In Gwin v. State, 425 So.2d 500 (Ala. Crim.App.1982), cert. quashed, 425 So.2d 510, we find the following statement of the rule here controlling:
“Error cannot be predicated upon the trial court’s refusal to compel the witness to testify unless the defendant made an offer of proof showing that the*177 testimony he expected to elicit from the witness would not have been incriminating. Compare Murphy v. State, 108 Ala. 10, 18 So. 557 (1895); Patterson v. State, 37 Ala.App. 161, 66 So.2d 191, cert. denied, 259 Ala. 152, 66 So.2d 194 (1953). Since the witness only could have been required to answer any question which did not tend to incriminate him, but not others, the defendant should have made an offer of proof. To put the trial court in error in declining to allow a question to be answered, it must have been suggested what it was proposed to prove, and how it would be relevant and competent, unless the question in itself gave such information. Woods v. State, 18 Ala.App. 123, 90 So. 52 (1921); United States v. Wells, 525 F.2d 974 (5th Cir. 1974). An exclusion cannot be reviewed in the absence of an offer of proof. Moore v. State, 16 Ala.App. 503, 79 So. 201 (1918).”
Since defense counsel made no offer of proof, this issue is not properly preserved for our review.

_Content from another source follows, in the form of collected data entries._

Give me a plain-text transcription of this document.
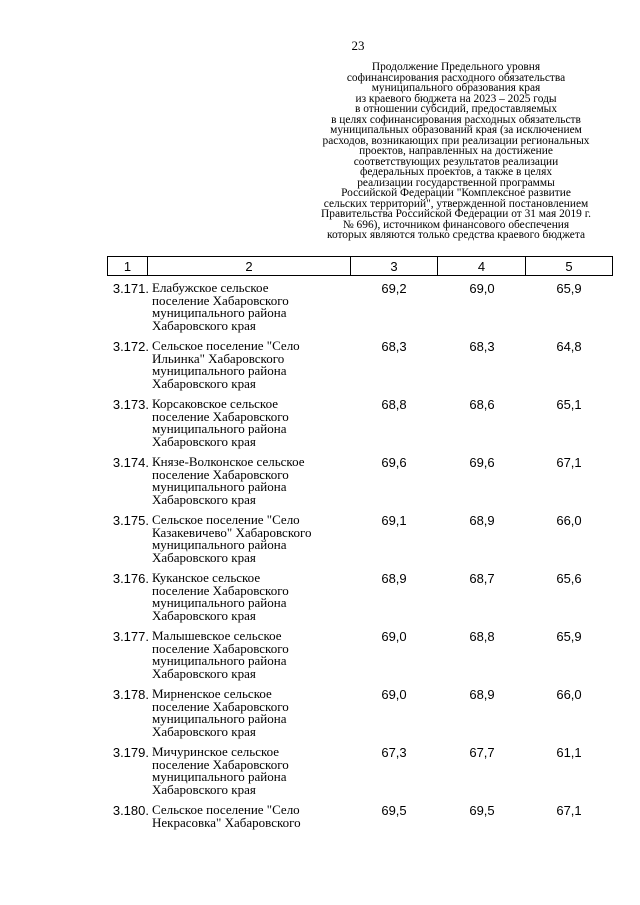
23
Продолжение Предельного уровня
софинансирования расходного обязательства
муниципального образования края
из краевого бюджета на 2023 – 2025 годы
в отношении субсидий, предоставляемых
в целях софинансирования расходных обязательств
муниципальных образований края (за исключением
расходов, возникающих при реализации региональных
проектов, направленных на достижение
соответствующих результатов реализации
федеральных проектов, а также в целях
реализации государственной программы
Российской Федерации "Комплексное развитие
сельских территорий", утвержденной постановлением
Правительства Российской Федерации от 31 мая 2019 г.
№ 696), источником финансового обеспечения
которых являются только средства краевого бюджета
1	2	3	4	5
3.171. Елабужское сельское
поселение Хабаровского
муниципального района
Хабаровского края
69,2	69,0	65,9
3.172. Сельское поселение "Село
Ильинка" Хабаровского
муниципального района
Хабаровского края
68,3	68,3	64,8
3.173. Корсаковское сельское
поселение Хабаровского
муниципального района
Хабаровского края
68,8	68,6	65,1
3.174. Князе-Волконское сельское
поселение Хабаровского
муниципального района
Хабаровского края
69,6	69,6	67,1
3.175. Сельское поселение "Село
Казакевичево" Хабаровского
муниципального района
Хабаровского края
69,1	68,9	66,0
3.176. Куканское сельское
поселение Хабаровского
муниципального района
Хабаровского края
68,9	68,7	65,6
3.177. Малышевское сельское
поселение Хабаровского
муниципального района
Хабаровского края
69,0	68,8	65,9
3.178. Мирненское сельское
поселение Хабаровского
муниципального района
Хабаровского края
69,0	68,9	66,0
3.179. Мичуринское сельское
поселение Хабаровского
муниципального района
Хабаровского края
67,3	67,7	61,1
3.180. Сельское поселение "Село
Некрасовка" Хабаровского
69,5	69,5	67,1
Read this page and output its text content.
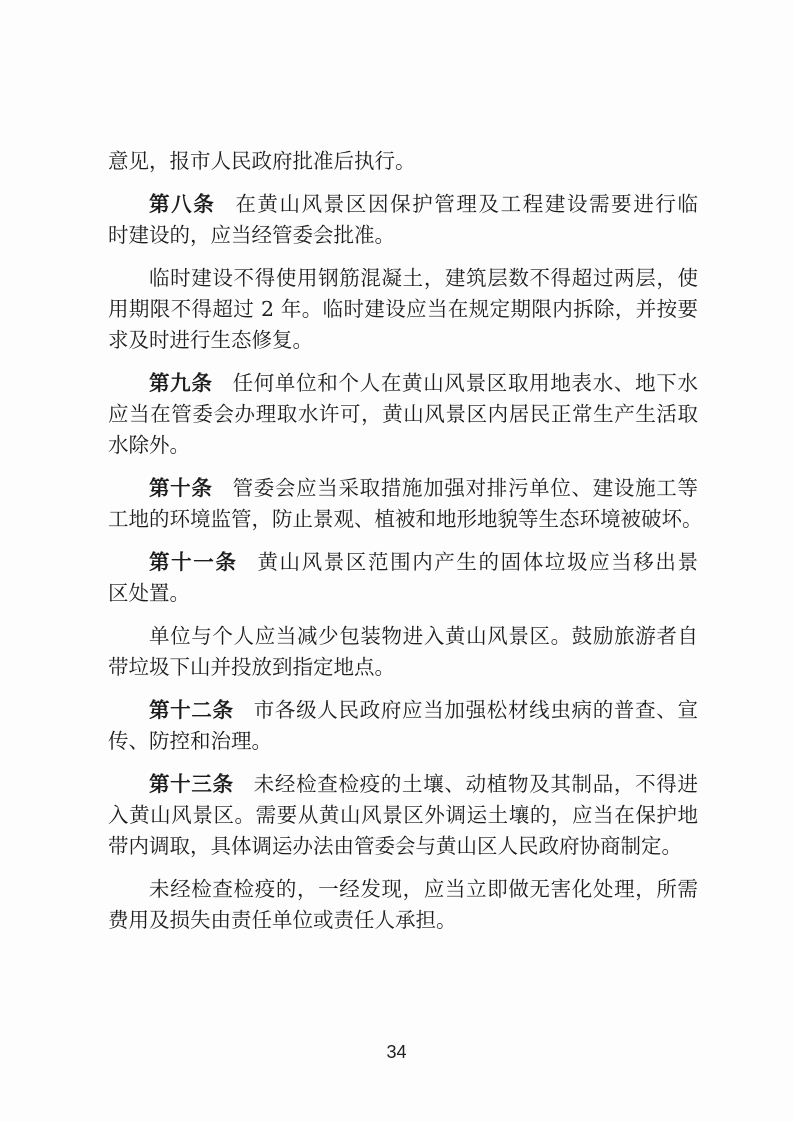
意见，报市人民政府批准后执行。
第八条 在黄山风景区因保护管理及工程建设需要进行临
时建设的，应当经管委会批准。
临时建设不得使用钢筋混凝土，建筑层数不得超过两层，使
用期限不得超过 2 年。临时建设应当在规定期限内拆除，并按要
求及时进行生态修复。
第九条 任何单位和个人在黄山风景区取用地表水、地下水
应当在管委会办理取水许可，黄山风景区内居民正常生产生活取
水除外。
第十条 管委会应当采取措施加强对排污单位、建设施工等
工地的环境监管，防止景观、植被和地形地貌等生态环境被破坏。
第十一条 黄山风景区范围内产生的固体垃圾应当移出景
区处置。
单位与个人应当减少包装物进入黄山风景区。鼓励旅游者自
带垃圾下山并投放到指定地点。
第十二条 市各级人民政府应当加强松材线虫病的普查、宣
传、防控和治理。
第十三条 未经检查检疫的土壤、动植物及其制品，不得进
入黄山风景区。需要从黄山风景区外调运土壤的，应当在保护地
带内调取，具体调运办法由管委会与黄山区人民政府协商制定。
未经检查检疫的，一经发现，应当立即做无害化处理，所需
费用及损失由责任单位或责任人承担。
34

We cannot predicate error on a matter where, as here, no offer of such required proof is made.
Therefore, this cause is due to be, and is, hereby affirmed.
AFFIRMED.
Dissenting Opinion
dissenting.
I respectfully dissent from the majority’s finding that “(s)inee defense counsel made no offer of proof, this issue is not properly preserved for our review.” Defense counsel offered to “put evidence before the court that this man’s testimony is material to the defense of Jim Reeves.” The trial judge denied this offer and specifically indicated that he was denying defense counsel “the right to put on evidence as to his (Trehern’s) testimony being material.” In my opinion, this constitutes an attempted offer of proof by defense counsel.
Additionally, the trial judge refused to allow defense counsel to ask Trehern any questions and prematurely allowed the witness to invoke his Fifth Amendment privilege against self-incrimination.
Finally, the trial judge assured defense counsel that his objection “protected” the alleged error: “You’re fully protected if I’m wrong.” The judge informed defense counsel that his ruling was final: “My mind is made up. This is going to be my ruling, and there’s no need of going any further with it.” In my opinion, defense counsel did everything he could to preserve error.